También tenemos a otro recién llegado, en este caso al frente de la mafia, un digno oponente que nos ofrece tanto fructíferos paseos por los bajos fondos del barrio en cuestión como por la zona germinal de la droga, traspasando fronteras para recordarnos, de un modo rocambolesco por la forma en que se equiparan visualmente, esa guerra de Vietnam que en el pasado fastidió alguna conexión en el cerebro de White, pese a encontrarnos en las selvas de Tailandia.

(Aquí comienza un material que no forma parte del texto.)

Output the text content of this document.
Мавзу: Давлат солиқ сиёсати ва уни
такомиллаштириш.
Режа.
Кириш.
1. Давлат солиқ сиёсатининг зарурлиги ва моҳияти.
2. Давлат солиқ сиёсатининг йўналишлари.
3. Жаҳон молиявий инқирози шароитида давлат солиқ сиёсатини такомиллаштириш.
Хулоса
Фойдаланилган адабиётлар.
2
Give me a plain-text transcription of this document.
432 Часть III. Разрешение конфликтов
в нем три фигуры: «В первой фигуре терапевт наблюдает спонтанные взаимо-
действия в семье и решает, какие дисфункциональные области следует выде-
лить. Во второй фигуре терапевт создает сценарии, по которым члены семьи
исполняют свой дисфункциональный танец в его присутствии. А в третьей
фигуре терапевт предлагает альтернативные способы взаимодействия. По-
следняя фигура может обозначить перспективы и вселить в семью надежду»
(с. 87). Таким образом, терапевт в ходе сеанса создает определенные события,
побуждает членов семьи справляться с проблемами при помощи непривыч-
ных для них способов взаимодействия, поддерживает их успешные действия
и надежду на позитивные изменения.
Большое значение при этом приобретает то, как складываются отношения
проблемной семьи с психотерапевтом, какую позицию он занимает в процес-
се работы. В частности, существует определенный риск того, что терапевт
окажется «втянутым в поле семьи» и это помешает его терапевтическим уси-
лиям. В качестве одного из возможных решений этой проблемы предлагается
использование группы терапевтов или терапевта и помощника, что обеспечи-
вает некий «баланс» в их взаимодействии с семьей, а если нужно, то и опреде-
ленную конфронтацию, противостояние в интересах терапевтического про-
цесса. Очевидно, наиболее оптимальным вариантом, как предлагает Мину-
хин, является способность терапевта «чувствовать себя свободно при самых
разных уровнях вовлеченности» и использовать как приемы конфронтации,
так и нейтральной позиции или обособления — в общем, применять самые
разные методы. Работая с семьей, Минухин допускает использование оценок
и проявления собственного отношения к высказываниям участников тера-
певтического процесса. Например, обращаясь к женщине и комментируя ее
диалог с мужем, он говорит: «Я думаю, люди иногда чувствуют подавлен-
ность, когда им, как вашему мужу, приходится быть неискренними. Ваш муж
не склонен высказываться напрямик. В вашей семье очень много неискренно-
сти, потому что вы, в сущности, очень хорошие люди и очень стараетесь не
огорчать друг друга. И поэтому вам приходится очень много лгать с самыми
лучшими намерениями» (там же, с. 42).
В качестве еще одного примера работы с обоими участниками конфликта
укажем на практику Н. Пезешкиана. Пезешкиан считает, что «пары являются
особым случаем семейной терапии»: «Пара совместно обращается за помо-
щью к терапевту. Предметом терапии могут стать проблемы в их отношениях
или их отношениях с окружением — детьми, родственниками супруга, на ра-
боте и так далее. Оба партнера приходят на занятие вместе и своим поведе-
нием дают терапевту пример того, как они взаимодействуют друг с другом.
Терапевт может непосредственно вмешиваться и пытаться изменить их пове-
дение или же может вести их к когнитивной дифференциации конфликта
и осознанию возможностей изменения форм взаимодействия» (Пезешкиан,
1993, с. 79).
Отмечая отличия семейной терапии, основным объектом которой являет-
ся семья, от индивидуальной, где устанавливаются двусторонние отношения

Lo bueno de tener un protagonista obcecado y un alter ego tan decidido como él, es que la película avanza en todo momento hacia la locura, sin importar quién pueda caer en el camino. La imperfección de Stanley White es hipnótica gracias a sus decisiones rocambolescas —monjas haciendo escuchas ilegales, redadas con cientos de policías— y a esas aproximaciones a su intimidad, donde resaltar que él intenta ser un hombre bueno, pero no le sale. También tiene algo de “muy americano” el hecho de llevarse a las mafias chinas a Hollywood para enmarcar un nuevo enemigo frente a las puertas, y de paso dejar caer aquella época en la que ellos construían todo el perímetro ferroviario como fantasmas silenciosos. Para respaldar todo ello, nos muestran un poder corrupto que engulle todo el conflicto en busca de un equilibrio en el que poder sobrevivir, afianzando imágenes que se han repetido hasta la saciedad en todo el cine de “superhéroes” americanos de la actualidad, donde enfatizar el orgullo de un país enamorado de sí mismo.
El caos engrandece a los proscritos, así que Manhattan Sur es una de esas películas donde defender el honor —sin importar si esto tiene algún significado— es motivo de muerte y destrucción con aires festivos, y siempre queda mejor si una placa de policía lo respalda. No importa quién se ofenda.